If agencies need to release data in tab, tilde (~) or other delimited formats, it should be noted in descriptive text accompanying the release, and on data.govt.nz.
Agencies should also consider providing readily-available query methods (such as JSON APIs) for commonly accessed data, to allow advanced users to search and retrieve a subset of the raw data in machine readable form as and when needed. APIs should be accompanied by thorough documentation and example implementations to facilitate their use.
Some users have rigorous requirements of geospatial data in order to ensure high degrees of accuracy over time, and need data in the form of OGC web services and ISO 19115 metadata. These formats support the development of robust spatial data infrastructures, local and national physical infrastructure, surveying and geographical services etc.
Others however can benefit from simpler mechanisms such as KML and the Google Maps APIs, or converting KML or Shapefiles for use on OpenStreetMap. They are useful for people who may not be geospatial professionals but are using spatially-aware tools to develop services or products such as visualisations, simple mapping or real-time plotting services.

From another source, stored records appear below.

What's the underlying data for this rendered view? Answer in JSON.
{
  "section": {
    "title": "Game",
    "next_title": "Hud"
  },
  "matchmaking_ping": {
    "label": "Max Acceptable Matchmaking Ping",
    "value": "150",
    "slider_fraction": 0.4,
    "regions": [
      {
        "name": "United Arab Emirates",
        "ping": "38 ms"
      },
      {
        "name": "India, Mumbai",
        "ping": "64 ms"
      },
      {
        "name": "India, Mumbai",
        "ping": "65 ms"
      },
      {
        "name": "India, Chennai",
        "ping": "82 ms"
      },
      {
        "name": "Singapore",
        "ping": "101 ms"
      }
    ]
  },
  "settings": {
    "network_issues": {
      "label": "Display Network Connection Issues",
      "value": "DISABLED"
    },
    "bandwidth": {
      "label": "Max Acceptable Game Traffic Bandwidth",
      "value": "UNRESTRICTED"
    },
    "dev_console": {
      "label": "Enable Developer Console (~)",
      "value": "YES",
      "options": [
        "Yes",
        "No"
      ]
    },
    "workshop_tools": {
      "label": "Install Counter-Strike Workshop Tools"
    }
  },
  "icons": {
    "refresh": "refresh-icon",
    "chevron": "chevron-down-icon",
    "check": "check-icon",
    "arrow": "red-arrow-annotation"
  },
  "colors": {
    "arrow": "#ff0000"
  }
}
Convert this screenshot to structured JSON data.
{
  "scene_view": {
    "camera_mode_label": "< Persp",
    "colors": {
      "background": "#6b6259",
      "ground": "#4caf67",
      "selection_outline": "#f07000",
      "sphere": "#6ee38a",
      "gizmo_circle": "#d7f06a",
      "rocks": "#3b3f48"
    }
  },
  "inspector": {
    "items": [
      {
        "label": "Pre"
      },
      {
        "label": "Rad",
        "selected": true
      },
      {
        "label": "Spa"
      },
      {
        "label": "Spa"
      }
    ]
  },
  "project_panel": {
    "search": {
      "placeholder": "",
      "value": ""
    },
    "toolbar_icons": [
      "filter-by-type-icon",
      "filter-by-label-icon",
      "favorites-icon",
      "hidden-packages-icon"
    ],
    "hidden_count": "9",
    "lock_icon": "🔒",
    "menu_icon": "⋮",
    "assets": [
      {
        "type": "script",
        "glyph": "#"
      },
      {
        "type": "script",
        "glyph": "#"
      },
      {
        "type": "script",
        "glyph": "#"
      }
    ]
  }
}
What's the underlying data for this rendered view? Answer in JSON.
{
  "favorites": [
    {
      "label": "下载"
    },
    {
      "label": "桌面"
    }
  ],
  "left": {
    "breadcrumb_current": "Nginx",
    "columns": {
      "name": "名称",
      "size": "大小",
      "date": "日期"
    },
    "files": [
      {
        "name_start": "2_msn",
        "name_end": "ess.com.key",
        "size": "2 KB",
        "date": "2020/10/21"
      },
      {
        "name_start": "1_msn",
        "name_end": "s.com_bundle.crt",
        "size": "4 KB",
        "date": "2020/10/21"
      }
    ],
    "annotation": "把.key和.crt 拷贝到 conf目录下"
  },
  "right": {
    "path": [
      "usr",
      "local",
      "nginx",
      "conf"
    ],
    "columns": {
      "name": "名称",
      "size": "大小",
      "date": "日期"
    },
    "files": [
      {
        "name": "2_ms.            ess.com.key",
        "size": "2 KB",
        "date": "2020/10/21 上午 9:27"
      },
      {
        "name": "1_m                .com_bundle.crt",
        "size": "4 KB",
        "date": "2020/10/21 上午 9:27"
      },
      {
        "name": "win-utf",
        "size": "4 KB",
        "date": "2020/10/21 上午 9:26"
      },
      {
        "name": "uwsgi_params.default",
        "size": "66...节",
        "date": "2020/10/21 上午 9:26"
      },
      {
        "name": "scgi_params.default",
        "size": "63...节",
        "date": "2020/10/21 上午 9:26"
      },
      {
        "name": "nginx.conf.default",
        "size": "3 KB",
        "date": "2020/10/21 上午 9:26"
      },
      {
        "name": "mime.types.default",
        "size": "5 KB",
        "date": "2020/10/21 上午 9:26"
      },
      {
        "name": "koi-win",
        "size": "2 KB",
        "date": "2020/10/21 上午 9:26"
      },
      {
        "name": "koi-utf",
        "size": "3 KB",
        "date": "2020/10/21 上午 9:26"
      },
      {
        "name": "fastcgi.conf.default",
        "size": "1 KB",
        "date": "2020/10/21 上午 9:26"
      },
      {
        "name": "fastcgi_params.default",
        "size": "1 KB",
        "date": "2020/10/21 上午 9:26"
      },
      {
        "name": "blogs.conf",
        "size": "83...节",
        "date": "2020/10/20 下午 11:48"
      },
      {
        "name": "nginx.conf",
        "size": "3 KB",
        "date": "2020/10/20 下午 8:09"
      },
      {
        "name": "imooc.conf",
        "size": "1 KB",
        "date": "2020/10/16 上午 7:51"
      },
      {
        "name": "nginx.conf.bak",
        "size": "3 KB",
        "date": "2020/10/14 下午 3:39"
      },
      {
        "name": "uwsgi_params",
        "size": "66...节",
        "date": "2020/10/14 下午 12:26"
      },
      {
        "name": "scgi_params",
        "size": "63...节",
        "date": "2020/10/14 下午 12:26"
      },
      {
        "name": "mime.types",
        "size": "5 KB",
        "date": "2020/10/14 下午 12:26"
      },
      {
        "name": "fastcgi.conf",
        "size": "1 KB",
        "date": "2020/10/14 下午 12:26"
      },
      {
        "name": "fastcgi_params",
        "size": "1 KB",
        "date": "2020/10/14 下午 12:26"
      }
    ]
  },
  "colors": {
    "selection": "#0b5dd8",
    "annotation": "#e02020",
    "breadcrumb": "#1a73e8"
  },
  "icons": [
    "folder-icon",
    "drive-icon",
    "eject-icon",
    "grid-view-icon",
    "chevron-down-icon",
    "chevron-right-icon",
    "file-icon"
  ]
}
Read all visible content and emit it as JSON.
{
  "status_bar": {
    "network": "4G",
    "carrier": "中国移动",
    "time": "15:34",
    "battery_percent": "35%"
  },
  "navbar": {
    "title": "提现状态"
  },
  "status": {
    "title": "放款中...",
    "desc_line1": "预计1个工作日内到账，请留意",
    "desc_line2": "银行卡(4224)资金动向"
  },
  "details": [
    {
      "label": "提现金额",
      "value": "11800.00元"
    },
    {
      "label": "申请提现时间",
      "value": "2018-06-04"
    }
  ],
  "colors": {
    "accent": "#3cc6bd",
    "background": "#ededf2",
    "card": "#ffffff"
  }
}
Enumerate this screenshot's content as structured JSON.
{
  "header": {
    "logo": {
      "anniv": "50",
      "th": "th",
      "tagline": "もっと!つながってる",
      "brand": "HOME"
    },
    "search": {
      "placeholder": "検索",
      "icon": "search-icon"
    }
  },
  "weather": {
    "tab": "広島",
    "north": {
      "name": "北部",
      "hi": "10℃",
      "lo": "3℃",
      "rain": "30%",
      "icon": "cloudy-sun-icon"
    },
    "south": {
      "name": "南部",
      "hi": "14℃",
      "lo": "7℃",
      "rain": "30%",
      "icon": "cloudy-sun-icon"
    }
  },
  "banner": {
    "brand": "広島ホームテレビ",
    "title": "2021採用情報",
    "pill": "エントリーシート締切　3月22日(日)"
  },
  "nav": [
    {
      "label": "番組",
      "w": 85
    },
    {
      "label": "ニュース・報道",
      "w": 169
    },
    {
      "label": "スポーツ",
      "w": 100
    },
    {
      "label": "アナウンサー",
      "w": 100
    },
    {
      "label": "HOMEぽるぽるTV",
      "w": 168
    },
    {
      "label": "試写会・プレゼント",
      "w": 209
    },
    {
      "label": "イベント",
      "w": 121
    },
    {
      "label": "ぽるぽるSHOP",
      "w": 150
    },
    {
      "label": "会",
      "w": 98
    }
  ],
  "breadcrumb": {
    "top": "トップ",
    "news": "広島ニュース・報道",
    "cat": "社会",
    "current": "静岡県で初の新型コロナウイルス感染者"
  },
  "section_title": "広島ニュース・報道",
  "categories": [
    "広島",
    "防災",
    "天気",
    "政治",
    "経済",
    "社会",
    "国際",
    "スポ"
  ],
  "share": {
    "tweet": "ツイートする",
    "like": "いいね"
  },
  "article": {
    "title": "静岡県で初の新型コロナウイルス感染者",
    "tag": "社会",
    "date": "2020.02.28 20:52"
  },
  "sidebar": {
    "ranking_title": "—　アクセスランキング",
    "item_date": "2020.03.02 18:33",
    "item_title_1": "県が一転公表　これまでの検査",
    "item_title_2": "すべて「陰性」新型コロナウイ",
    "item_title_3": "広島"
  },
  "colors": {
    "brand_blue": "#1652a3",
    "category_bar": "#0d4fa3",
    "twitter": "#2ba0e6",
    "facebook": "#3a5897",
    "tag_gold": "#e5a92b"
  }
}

Where possible geospatial data should be provided in alternative formats - via web services and download - to support a range of uses.
Datasets should be listed on data.govt.nz at the most granular level possible. For example, agencies publishing survey data as a collection of spreadsheets or CSV files should provide a description of each spreadsheet or file and list them individually on data.govt.nz.
For tabular and statistical data presented as spreadsheets of multiple worksheets but also containing a worksheet of raw data, the spreadsheet can be considered sufficiently granular to list on data.govt.nz.
Agencies publishing formatted spreadsheets without the accompanying raw data should include the raw data – in a CSV-like layout – underpinning all worksheets in the spreadsheet as an additional worksheet.
In all cases the metadata description for a record on data.govt.nz should be sufficiently detailed that users can understand what type of data they will find in the dataset, and have confidence that the data to be downloaded is the data they want.
Geospatial data is more easily discoverable when listed on data.govt.nz as individual layers, as the LINZ Data Service and others do, rather than as aggregated collections of data. Individual layers accessible in a range of formats and comprehensively described in metadata should be listed as individual entries on data.govt.nz.
In the simplest terms, an open format is a format that has an open standard associated with it. An open standard is made through a transparent, collaborative process, fairly accessible for zero or low cost, mature and supported by the market.
Proprietary formats are formats designed to work only in the proprietary programmes that created them. When releasing high-value public data and information for re-use, it should be released in open and non-proprietary formats. However, if a proprietary format is commonly used the data may be released in a proprietary format, as well as a non-proprietary format.
Machine readable data is data that is designed to be consumed directly by computer programs (applications) without a human middleman.
Last updated 7 August 2015